Je ne suis pas sûr, dans l’état actuel des cloisonnements universitaires, que tout le monde verra, de prime abord, qu’une croisée
d’ogives gothique, une fibule mérovingienne, les statuts d’une association d’ouvriers métallurgistes ou le prix du blé en 1788 sont des sujets
d’histoire de la technologie [10].
[1] prodrome d’une notice qui paraîtra dans la Biographie nationale de Belgique (NDLR).
[2] Lire, sur la question de l’urgence de publier, l’article de Gaston (1972) dans La Recherche.
[3] Les techniques sont des modes d’appropriation du monde : le ciel est à qui sait voler (de Beauvoir, 1944.)
[4] Les questions de vocabulaire se compliquent encore (à moins qu’elles ne s’éclaircissent) quand on prend en considération les usages anglo-saxons. Il est indéniable que l’usage actuel, en français,
du mot technologie vient partiellement d’une contamination par l’anglais (Saint-Sernin, 1976).
[5] C’est la définition de l’homme que l’on trouve chez Jean Rostand (1954), qui précise : petit-fils de poisson, arrière-neveu de limace, bête saugrenue qui devait inventer le calcul intégral et rêver de justice.
[6] L’expression se trouve chez Bachelard, et s’adresse plutôt à la science.

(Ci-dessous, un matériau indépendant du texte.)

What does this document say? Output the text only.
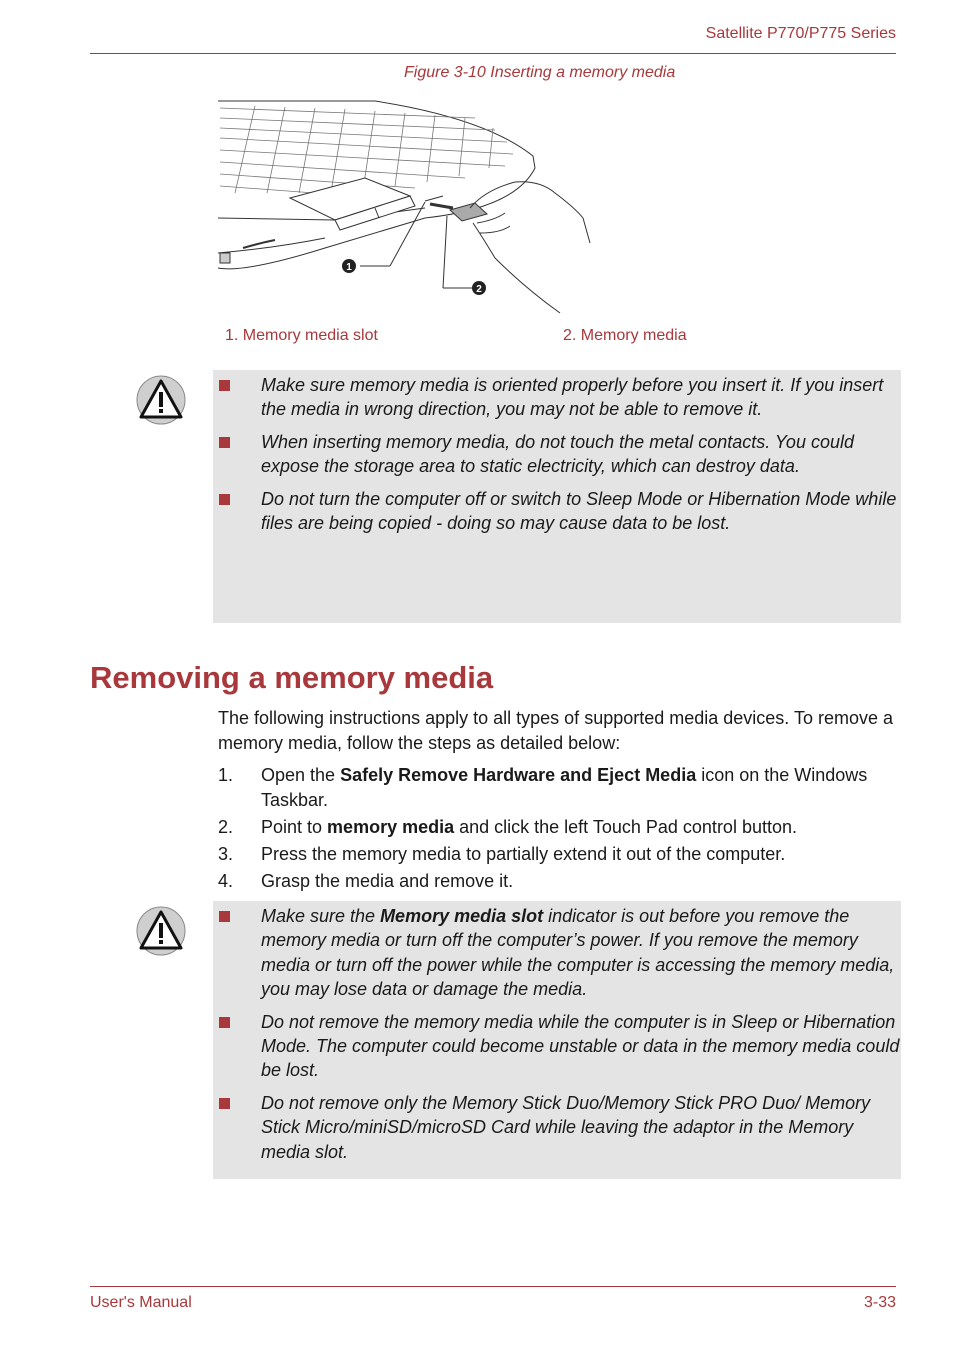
Satellite P770/P775 Series
Figure 3-10 Inserting a memory media
1
2
1. Memory media slot	2. Memory media
Make sure memory media is oriented properly before you insert it. If you insert the media in wrong direction, you may not be able to remove it.
When inserting memory media, do not touch the metal contacts. You could expose the storage area to static electricity, which can destroy data.
Do not turn the computer off or switch to Sleep Mode or Hibernation Mode while files are being copied - doing so may cause data to be lost.
Removing a memory media
The following instructions apply to all types of supported media devices. To remove a memory media, follow the steps as detailed below:
1. Open the Safely Remove Hardware and Eject Media icon on the Windows Taskbar.
2. Point to memory media and click the left Touch Pad control button.
3. Press the memory media to partially extend it out of the computer.
4. Grasp the media and remove it.
Make sure the Memory media slot indicator is out before you remove the memory media or turn off the computer’s power. If you remove the memory media or turn off the power while the computer is accessing the memory media, you may lose data or damage the media.
Do not remove the memory media while the computer is in Sleep or Hibernation Mode. The computer could become unstable or data in the memory media could be lost.
Do not remove only the Memory Stick Duo/Memory Stick PRO Duo/ Memory Stick Micro/miniSD/microSD Card while leaving the adaptor in the Memory media slot.
User's Manual	3-33
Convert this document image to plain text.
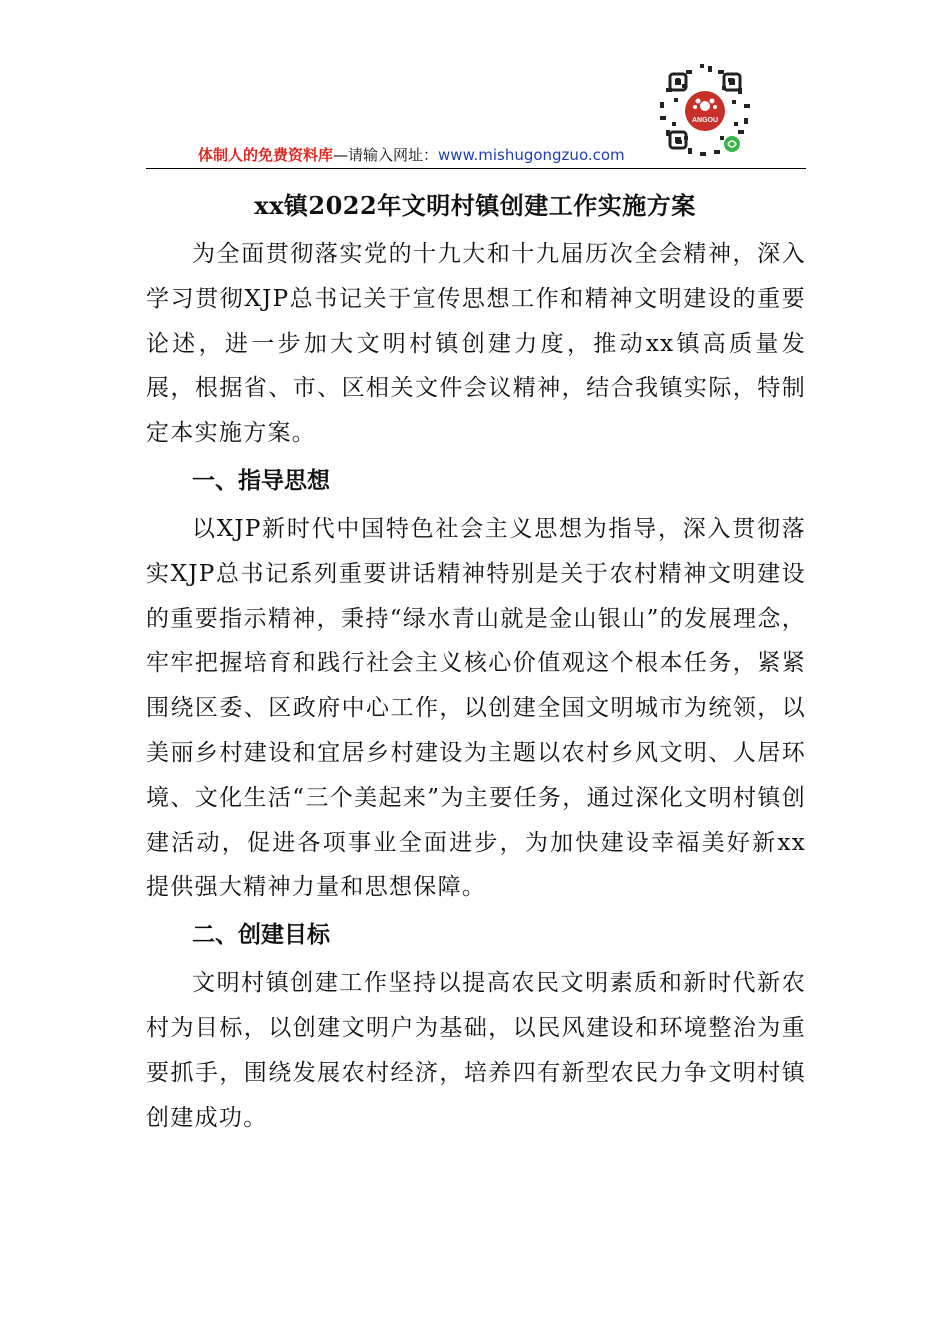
ANGOU
体制人的免费资料库—请输入网址：www.mishugongzuo.com
xx镇2022年文明村镇创建工作实施方案

为全面贯彻落实党的十九大和十九届历次全会精神，深入学习贯彻XJP总书记关于宣传思想工作和精神文明建设的重要论述，进一步加大文明村镇创建力度，推动xx镇高质量发展，根据省、市、区相关文件会议精神，结合我镇实际，特制定本实施方案。

一、指导思想

以XJP新时代中国特色社会主义思想为指导，深入贯彻落实XJP总书记系列重要讲话精神特别是关于农村精神文明建设的重要指示精神，秉持“绿水青山就是金山银山”的发展理念，牢牢把握培育和践行社会主义核心价值观这个根本任务，紧紧围绕区委、区政府中心工作，以创建全国文明城市为统领，以美丽乡村建设和宜居乡村建设为主题以农村乡风文明、人居环境、文化生活“三个美起来”为主要任务，通过深化文明村镇创建活动，促进各项事业全面进步，为加快建设幸福美好新xx提供强大精神力量和思想保障。

二、创建目标

文明村镇创建工作坚持以提高农民文明素质和新时代新农村为目标，以创建文明户为基础，以民风建设和环境整治为重要抓手，围绕发展农村经济，培养四有新型农民力争文明村镇创建成功。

C’est que le mot appliqué n’est pas, dans l’épistémologie de l’Ecole française, utilisé dans sa pleine acception.
[7] Désirs. Ce mot, qu’il est impossible de ne pas rapprocher du mot péché, nous éclaire sur la suspicion ou le mépris qui s’attachent à la technique dans certaines cultures. Voir Tovmassian, 1976,
qui analyse l’attitude « idéaliste-bourgeoise » face au travail, sans aller à l’essentiel, étant prisonnier d’un système de pensée qui n’incite guère à la réflexion personnelle ; voir aussi Auzias, 1964, plus
subtil.
[8] Et autres spécialistes de formation à dominante juridique et littéraire : sociologues, économistes.
[9] Quand il existe. Il n’y en a pas, nous l’avons déjà dit, du moins de jure (c’est-à-dire avec grade et diplôme) en Belgique. D’autres pays, où le nombre d’établissements de niveau
universitaire par km² est moins élevé que chez nous, en produisent d’excellents. L’hybridation est délicate. Je ne sais plus qui disait que la médiocrité de la science des philosophes n’a
d’égale que l’inanité de la philosophie des savants. Un autre disait que l’historien des techniques parle d’histoire avec les techniciens et de technologie avec les historiens, ce qui est fort
confortable.
[10] Il faudrait étudier l’association d’idées « technologie-machine », qui révèle une conception singulièrement rétrécie (et erronée) de la technologie.
[11] Il faut aussi prendre en considération les territoires : archéologie américaine pré-colombienne, extrême-orientale, etc. Cela a son importance pour l’archéologie industrielle : est-ce uniquement de l’Occident qu’il s’agit ?
[12] Pour la position épistémologique de l’archéologie industrielle et de l’archéologie contemporaine, nous nous permettons de renvoyer à notre article : Baudet, 1979.
[13] Pendant plus de 11 ans, j’ai exercé la fonction de dessinateur d’études à ladite société ; j’y étais également délégué syndical et membre de la commission de sécurité et d’hygiène.
[14] Cet historique complètera les travaux déjà publiés sur les laminoirs de la région :
Hansotte, 1955 ; Hansotte et Hennau, 1979.
[15] Hier moet onderstreept worden, dat Prof. ir. Quintyn de uitgever is van het tijdschrift Sartonia, gewijd aan de geschiedenis van de wetenschap en techniek. Sartonia en Technologia zijn de enige Belgische tijdschriften die zich met deze discipline inlaten.